Formam uma raça à parte, uma espécie de casta, embora pálida e sem turbante. Representam-se como o genérico lusitano de uma elite. Não se juntam muito entre si, porque são de tempos diferentes ou porque os feitios e os afetos os fizeram conflituar e, vá lá!, porque todos têm o individualismo como o único modo filosófico de vida que é “bem” adotar. Alguns já não vão para novos, outros assumem uma postura eterna de maduros, outros são velhos há muito, embora sem disso se terem dado conta. Todos, um dia, por qualquer razão, atravessaram a Mancha, graças aos cabedais da família ou à ajuda da Gulbenkian. Tal como Baptista Pereira chegava a nado às praias de Dover, as braçadas burocráticas deles levaram-nos até às ruas de Oxbridge. Nas bibliotecas da sabedoria, nos claustros dos “colleges” ou sob o fumo dos pubs cruzaram por ali nomes famosos.
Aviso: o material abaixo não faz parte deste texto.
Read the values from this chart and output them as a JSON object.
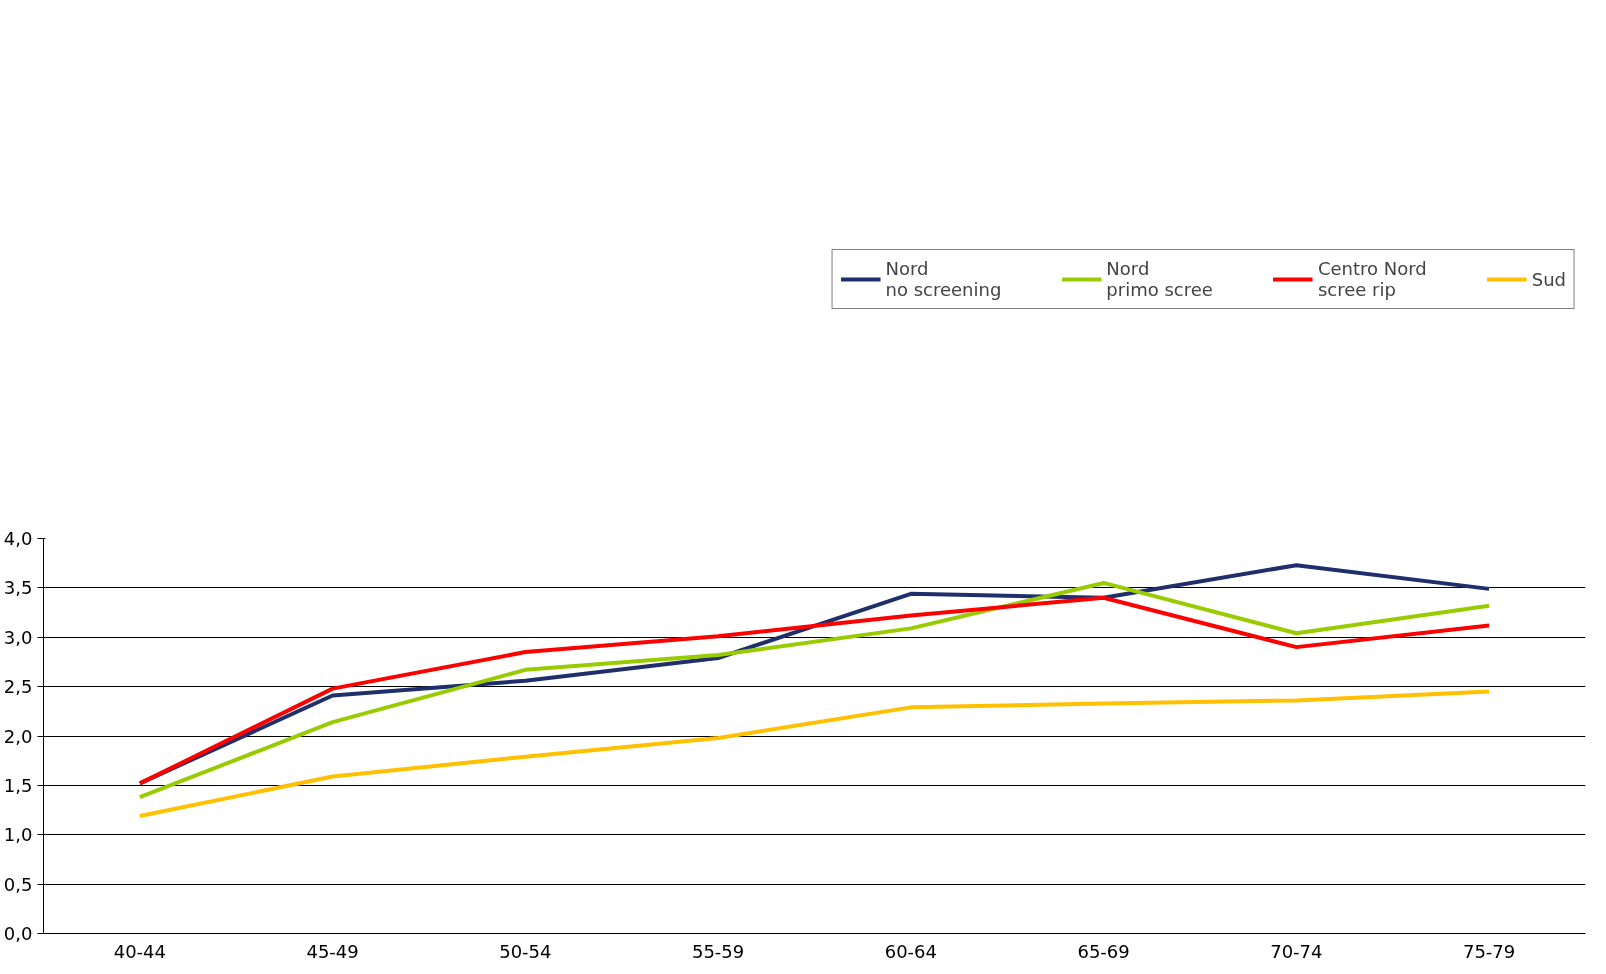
{
  "chart_data": {
    "type": "line",
    "categories": [
      "40-44",
      "45-49",
      "50-54",
      "55-59",
      "60-64",
      "65-69",
      "70-74",
      "75-79"
    ],
    "series": [
      {
        "name": "Nord\nno screening",
        "color": "#1f2f6b",
        "values": [
          1.52,
          2.41,
          2.56,
          2.79,
          3.44,
          3.4,
          3.73,
          3.49
        ]
      },
      {
        "name": "Nord\nprimo scree",
        "color": "#99cc00",
        "values": [
          1.38,
          2.14,
          2.67,
          2.82,
          3.09,
          3.55,
          3.04,
          3.32
        ]
      },
      {
        "name": "Centro Nord\nscree rip",
        "color": "#ff0000",
        "values": [
          1.52,
          2.48,
          2.85,
          3.01,
          3.22,
          3.4,
          2.9,
          3.12
        ]
      },
      {
        "name": "Sud",
        "color": "#ffc000",
        "values": [
          1.19,
          1.59,
          1.79,
          1.98,
          2.29,
          2.33,
          2.36,
          2.45
        ]
      }
    ],
    "ylim": [
      0,
      4
    ],
    "yticks": [
      {
        "value": 0,
        "label": "0,0"
      },
      {
        "value": 0.5,
        "label": "0,5"
      },
      {
        "value": 1,
        "label": "1,0"
      },
      {
        "value": 1.5,
        "label": "1,5"
      },
      {
        "value": 2,
        "label": "2,0"
      },
      {
        "value": 2.5,
        "label": "2,5"
      },
      {
        "value": 3,
        "label": "3,0"
      },
      {
        "value": 3.5,
        "label": "3,5"
      },
      {
        "value": 4,
        "label": "4,0"
      }
    ],
    "grid": "y",
    "legend": "top",
    "line_style": "solid"
  }
}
Que hoje citam, claro. Passarinharam por cursos que, por cá, nem se imaginavam, fizeram teses definitivas, que lhes adubam o currículo com que arrasam a concorrência. Começaram todos - mas todos! - na esquerda, a maioria vive hoje na esperança de que a direita os perdoe desse pecadilho pouco original, afadigando-se em contribuir para a sua instrução - com artigos, com livros ou apenas com dichotes, mais ou menos espirituosos. Ainda não se percebeu bem o que lhes irá acontecer com o Brexit. Às tantas, ficam apátridas. Nasceram em Portugal (ninguém é perfeito!), mas mantêm o coração nessa grã-ilha a que pertencem, por direito natural. Idealmente, a maternidade do St Antony's College seria o seu berço óbvio, mas têm de contentar-se com o facto de S. Sebastião da Pedreira figurar no seu Cartão de Cidadão. Alguns falam e vestem como acham que os ingleses devem falar e vestir. Quando atingidos pelos "blues" da vivência nesta "piolheira" que lhes caiu em rifa natal, à falta dos couros de Pall Mall, vão tomar chá à York House, pelas tardes pardacentas. Adoram Churchill e os Church's. Escrevem (às vezes, bem), bebem (alguns já tiveram melhores fígados) e todos resmungam (de preferência, por escrito) contra este país onde não há um "Spectator" capaz, este lugar que verdadeiramente os não merece - no que têm toda a razão: Portugal nada fez de mal ao mundo para ter de os aturar. São os inglusos. Não são nem ingleses nem lusos. São uma espécie de náufragos do autocarro, mas do tempo em que a Carris era britânica. Não passam de uns expatriados, não de cá, mas de lá. Era justo que Boris Johnson se preocupasse com eles.
7 comentários:
Cuidado que ainda o acusam de mandar alguém para a sua terra, Sr. Embaixador...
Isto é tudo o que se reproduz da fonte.